Rispondere alla domanda non è affatto semplice. In tabella 1 sono riportate le quantificazioni di differenti fonti statistiche (riferite per omogeneità al 2010) sulle unità tecnico-economiche e sui soggetti economici dell’agricoltura italiana. Come si nota, le differenze sono molto consistenti.

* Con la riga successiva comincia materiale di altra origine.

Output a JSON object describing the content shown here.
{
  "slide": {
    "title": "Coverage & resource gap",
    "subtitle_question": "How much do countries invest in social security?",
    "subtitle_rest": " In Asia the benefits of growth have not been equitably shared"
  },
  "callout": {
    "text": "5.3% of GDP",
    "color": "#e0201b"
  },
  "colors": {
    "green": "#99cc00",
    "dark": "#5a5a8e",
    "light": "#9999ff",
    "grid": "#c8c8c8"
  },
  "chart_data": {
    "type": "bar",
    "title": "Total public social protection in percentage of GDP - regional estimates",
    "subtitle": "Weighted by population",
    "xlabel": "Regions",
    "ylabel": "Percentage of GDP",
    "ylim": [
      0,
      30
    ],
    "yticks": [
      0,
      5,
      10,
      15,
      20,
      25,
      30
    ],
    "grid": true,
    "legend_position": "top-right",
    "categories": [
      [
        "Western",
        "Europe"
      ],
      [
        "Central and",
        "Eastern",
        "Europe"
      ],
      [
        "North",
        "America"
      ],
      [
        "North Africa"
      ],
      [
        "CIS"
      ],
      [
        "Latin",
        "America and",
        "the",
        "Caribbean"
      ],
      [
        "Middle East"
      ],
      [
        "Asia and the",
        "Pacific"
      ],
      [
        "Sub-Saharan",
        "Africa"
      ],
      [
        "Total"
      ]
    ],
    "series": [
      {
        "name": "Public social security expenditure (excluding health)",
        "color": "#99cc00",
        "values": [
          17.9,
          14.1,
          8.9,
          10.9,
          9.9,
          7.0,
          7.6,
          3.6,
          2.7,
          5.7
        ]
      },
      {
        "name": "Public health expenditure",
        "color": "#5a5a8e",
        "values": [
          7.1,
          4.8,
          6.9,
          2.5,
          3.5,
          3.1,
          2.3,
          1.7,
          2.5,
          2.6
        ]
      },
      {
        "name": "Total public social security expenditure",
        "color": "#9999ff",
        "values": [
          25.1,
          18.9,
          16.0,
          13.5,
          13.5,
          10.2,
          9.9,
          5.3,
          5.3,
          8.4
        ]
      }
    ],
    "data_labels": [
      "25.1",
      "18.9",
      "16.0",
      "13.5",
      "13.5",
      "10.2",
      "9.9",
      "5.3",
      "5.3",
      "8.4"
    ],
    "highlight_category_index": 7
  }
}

Tabella 1 - L’agricoltura in Italia sulla base delle differenti definizioni di azienda e di impresa

Un’altra lettura delle differenze è quella esposta in figura 1 dove, sulla base della dimensione economica (espressa in produzione standard), dell’incidenza dell’autoconsumo, della consistenza dell’occupazione in giornate di lavoro e del ricorso al contoterzismo, è stata realizzata una classificazione delle aziende censite nel 2010, suddividendole in prima istanza in “imprese” e “non-imprese”, e successivamente in ulteriori segmentazioni (Arzeni, Sotte, 2013; Sotte, Arzeni, 2013). Secondo questa quantificazione, le 310 mila imprese pienamente attive, che rappresentano complessivamente, tra grandi e piccole, il 19,1% delle aziende censite, lavorano il 63,6% di tutta la Sau, occupano il 57,2% di tutto il lavoro, e soprattutto assicurano l’82,8% del valore della produzione standard dell’agricoltura italiana. A questo nucleo di imprese si affianca un altro 13,9% di imprese disattivate, perché affidate in prevalenza a contoterzisti e con esiguo impiego di lavoro, e/o potenziali, perché ancora troppo sottodimensionate per assicurare un reddito comparabile con quello di altri impieghi (baseline: reddito medio in Italia di un lavoratore dipendente). Sull’altro fronte, si conta un 37,4% di aziende di autoconsumo esclusivo o prevalente e un 30,6% di aziende troppo piccole per essere considerate “impresa”: quest’ultime hanno in media 2,8 ettari di Sau e 3.730 euro di produzione standard all’anno.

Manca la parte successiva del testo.